Olsen, a black belt himself in taekwondo, and Brian Stegeman, both of Henson & Efron, fielded more than 3,000 phone calls and e-mails during Thanksgiving weekend for interview requests and endorsement deals. Not bad for the 2000 national champion collegiate wrestler at the University of Minnesota. After graduation, with the help of university staff, Lesnar chose the team at Henson & Efron to represent him.

"He could probably pick us up, each in one hand, if he ever gets angry with us," says Stegeman.

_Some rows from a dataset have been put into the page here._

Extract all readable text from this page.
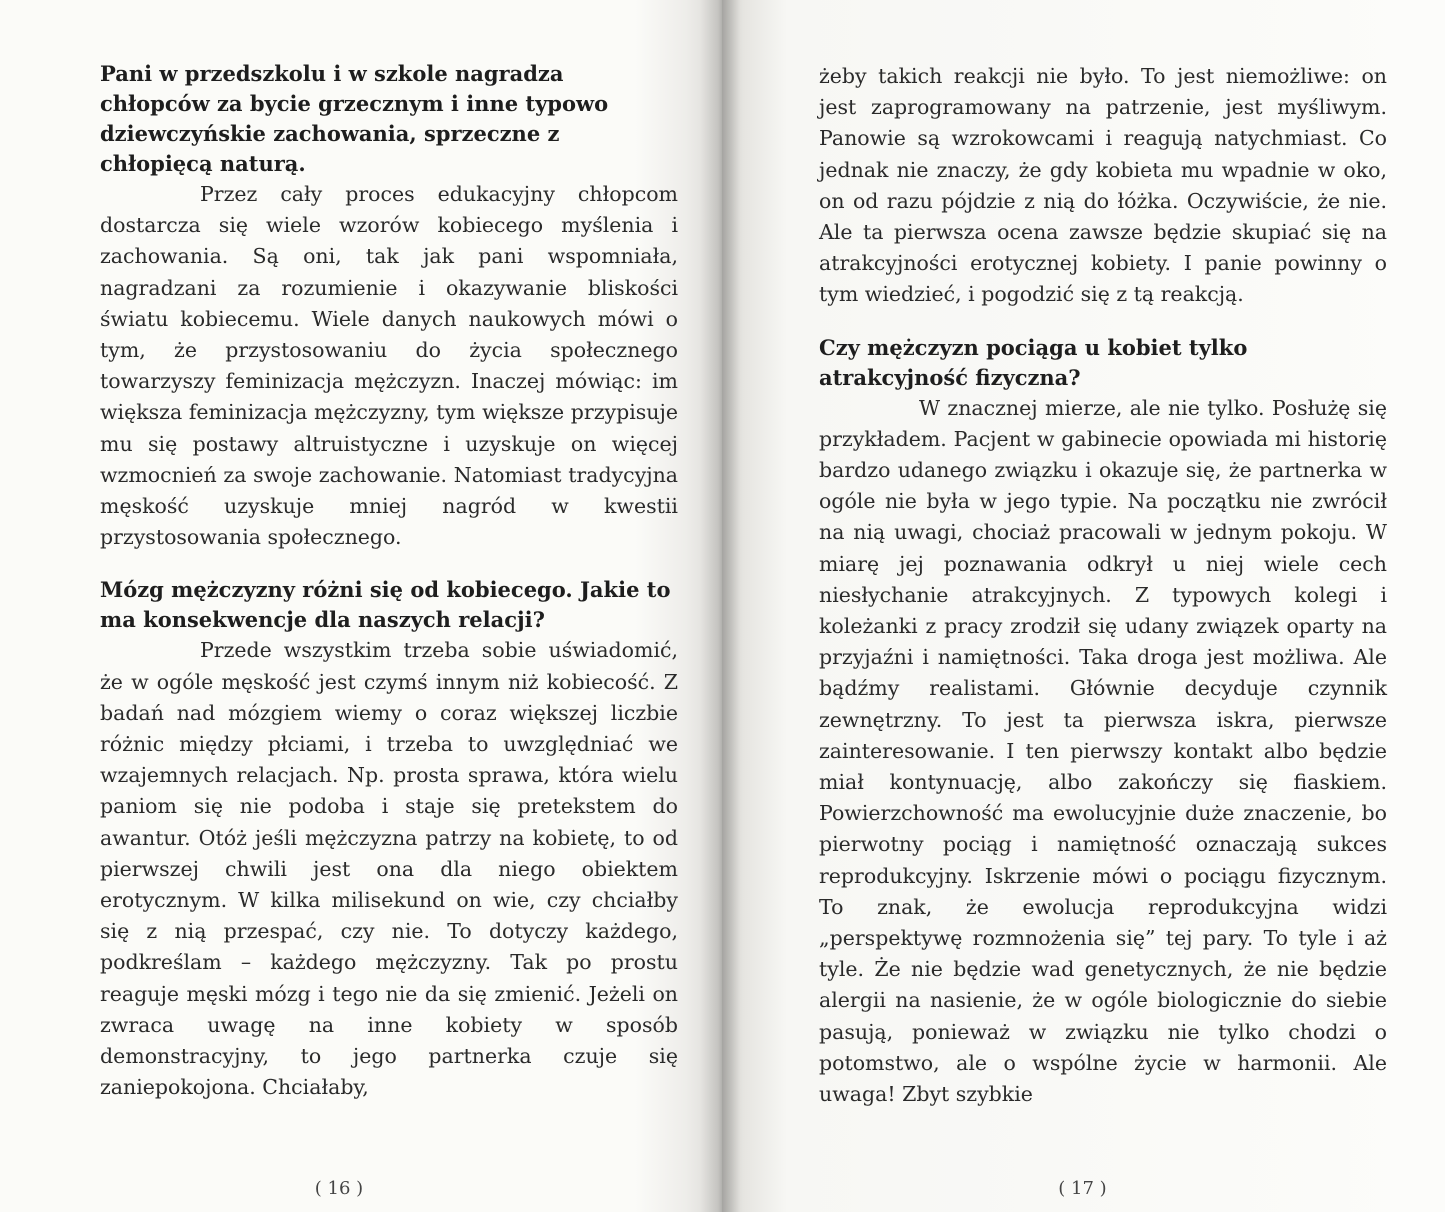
Pani w przedszkolu i w szkole nagradza chłopców za bycie grzecznym i inne typowo dziewczyńskie zachowania, sprzeczne z chłopięcą naturą.
Przez cały proces edukacyjny chłopcom dostarcza się wiele wzorów kobiecego myślenia i zachowania. Są oni, tak jak pani wspomniała, nagradzani za rozumienie i okazywanie bliskości światu kobiecemu. Wiele danych naukowych mówi o tym, że przystosowaniu do życia społecznego towarzyszy feminizacja mężczyzn. Inaczej mówiąc: im większa feminizacja mężczyzny, tym większe przypisuje mu się postawy altruistyczne i uzyskuje on więcej wzmocnień za swoje zachowanie. Natomiast tradycyjna męskość uzyskuje mniej nagród w kwestii przystosowania społecznego.
Mózg mężczyzny różni się od kobiecego. Jakie to ma konsekwencje dla naszych relacji?
Przede wszystkim trzeba sobie uświadomić, że w ogóle męskość jest czymś innym niż kobiecość. Z badań nad mózgiem wiemy o coraz większej liczbie różnic między płciami, i trzeba to uwzględniać we wzajemnych relacjach. Np. prosta sprawa, która wielu paniom się nie podoba i staje się pretekstem do awantur. Otóż jeśli mężczyzna patrzy na kobietę, to od pierwszej chwili jest ona dla niego obiektem erotycznym. W kilka milisekund on wie, czy chciałby się z nią przespać, czy nie. To dotyczy każdego, podkreślam – każdego mężczyzny. Tak po prostu reaguje męski mózg i tego nie da się zmienić. Jeżeli on zwraca uwagę na inne kobiety w sposób demonstracyjny, to jego partnerka czuje się zaniepokojona. Chciałaby,
( 16 )
żeby takich reakcji nie było. To jest niemożliwe: on jest zaprogramowany na patrzenie, jest myśliwym. Panowie są wzrokowcami i reagują natychmiast. Co jednak nie znaczy, że gdy kobieta mu wpadnie w oko, on od razu pójdzie z nią do łóżka. Oczywiście, że nie. Ale ta pierwsza ocena zawsze będzie skupiać się na atrakcyjności erotycznej kobiety. I panie powinny o tym wiedzieć, i pogodzić się z tą reakcją.
Czy mężczyzn pociąga u kobiet tylko atrakcyjność fizyczna?
W znacznej mierze, ale nie tylko. Posłużę się przykładem. Pacjent w gabinecie opowiada mi historię bardzo udanego związku i okazuje się, że partnerka w ogóle nie była w jego typie. Na początku nie zwrócił na nią uwagi, chociaż pracowali w jednym pokoju. W miarę jej poznawania odkrył u niej wiele cech niesłychanie atrakcyjnych. Z typowych kolegi i koleżanki z pracy zrodził się udany związek oparty na przyjaźni i namiętności. Taka droga jest możliwa. Ale bądźmy realistami. Głównie decyduje czynnik zewnętrzny. To jest ta pierwsza iskra, pierwsze zainteresowanie. I ten pierwszy kontakt albo będzie miał kontynuację, albo zakończy się fiaskiem. Powierzchowność ma ewolucyjnie duże znaczenie, bo pierwotny pociąg i namiętność oznaczają sukces reprodukcyjny. Iskrzenie mówi o pociągu fizycznym. To znak, że ewolucja reprodukcyjna widzi „perspektywę rozmnożenia się” tej pary. To tyle i aż tyle. Że nie będzie wad genetycznych, że nie będzie alergii na nasienie, że w ogóle biologicznie do siebie pasują, ponieważ w związku nie tylko chodzi o potomstwo, ale o wspólne życie w harmonii. Ale uwaga! Zbyt szybkie
( 17 )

Olsen and Stegeman have had their hands full, too, with Lesnar's frequent career moves. After college he signed on with World Wrestling Entertainment, tried out with the Minnesota Vikings in 2004, jumped back into the squared circle with New Japan Pro-Wrestling in 2005, and then moved into the world of mixed martial arts in 2007. "We work with him on the full spectrum-from entertainment and endorsement deals all the way to litigation, if it comes to that," Stegeman says. "If you go with many different people, you're going to get conflicting advice."

Lesnar "lives out in the woods," near Alexandria, says Olsen. "He likes that." But that doesn't mean he never gets out. And when he does, he brings his lawyers with him.

"We stay in nice big hotels," says Olsen. "But he can't use their gyms with all the attention [he attracts]." So Stegeman and Olsen often help Lesnar find a private gym. While on one such mission a couple of years ago in East Los Angeles, the lawyers got a little more than they bargained for.

"So we have directions to the gym and the cab driver keeps saying, 'You don't want to go there,'" says Olsen. In the meantime, despite having directions, they could tell the cab driver had no idea where they were going.

Then came the gunshots. But Lesnar would not be deterred, and the group eventually found the gym.

"It was the Inoki Dojo," says Olsen.

"It was a warehouse," says Stegeman.

"Basically this gray garage-slash-warehouse," says Olsen, "and it was at the end of an alley."

"And no streetlights," says Stegeman.

So far, Olsen and Stegeman say Lesnar is happy with his career-and so are they. "This is what he's built for," says Stegeman.